FIG. 1 is a plan pattern diagram of a basic cell showing another embodiment of the present invention, and FIG. 12 is a plan pattern diagram of the basic cell shown in FIG. 11 constituting the circuit of FIG. 4. 11... Basic cell, 21.22... N well, 23
... P+ area of PMO8, 24... collector area,
25...Base region, 26...Emitter region, 27
...Collector area, 28...Base area, 29...
- Emitter region, 30...N+ region 33 of NMO8
...The potential of the P substrate is (30)

Claims (1)

[Scope of Claims] 1. In a semiconductor integrated circuit device comprising a plurality of basic cells each consisting of a plurality of bipolar transistors and a plurality of MOS transistors, a bipolar transistor and a MOS whose one main terminal is fixed at the highest potential of a semiconductor substrate ) are arranged in the same well provided on the main surface of the semiconductor substrate, the potential of the well is supplied from the one main terminal, and the potential of the one main terminal changes during circuit operation. A semiconductor integrated circuit device, wherein the bipolar transistor is arranged in a well different from the well, and another MOS transistor is arranged between the two wells to constitute a basic cell. 2. In claim 1, the other main terminal of the bipolar transistor is fixed at the highest potential in the semiconductor substrate, and the potential of the one main terminal changes during circuit operation.

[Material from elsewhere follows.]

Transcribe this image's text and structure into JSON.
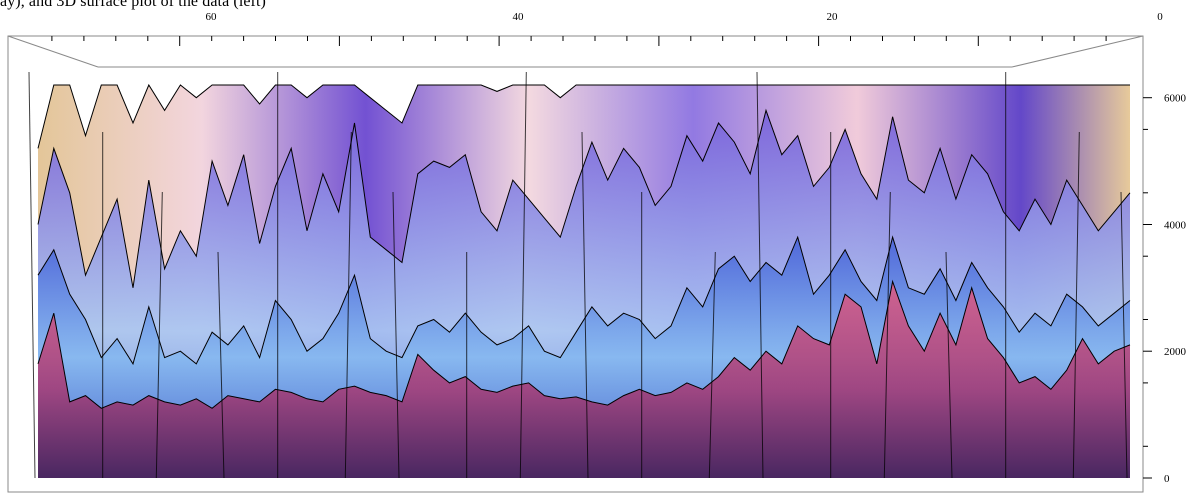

A semiconductor integrated circuit device characterized in that one main terminal of another bipolar transistor is connected to a metal low resistance wiring. 3. A semiconductor integrated circuit according to claim 1 and claim 2, characterized in that a first insulating film on the drain or source of at least one MOS transistor is provided with a plurality of contacts. Device. 4. A semiconductor integrated circuit device according to claim 1 or 2, wherein the wiring connected to the control terminal of the bipolar transistor is thinner than the wiring connected to the other main terminal. 5. A semiconductor integrated circuit device according to claim 1 or 2, characterized in that no base contact is provided between one main terminal and the other main terminal of the bipolar transistor. 6. A semiconductor integrated circuit device according to claim 1 or 2, characterized in that the semiconductor integrated circuit device is a gate array LSI. 7. In claim 1 or 2, MO
S) A semiconductor integrated circuit @ installation, characterized in that an input to a transistor and an output of one main terminal of a bipolar transistor whose potential changes during circuit operation are on a wiring grid. 8. A semiconductor integrated circuit device according to claim 6, characterized in that a bulge capable of contacting wiring is provided at one or more locations on the gate electrode of the MOS transistor. 9. In claim 6, KNP in the basic cell
N) 2 transistors, PMO8) transistor and NMC
15 A semiconductor integrated circuit device comprising at least one l-transistor pair. 10. Permissible range of requirements In item 6, the device is characterized by providing passage spaces for one or more logic circuits on both sides of the highest potential power supply wiring and the lowest potential power supply wiring that pass over the MOS transistor. Semiconductor integrated circuit device.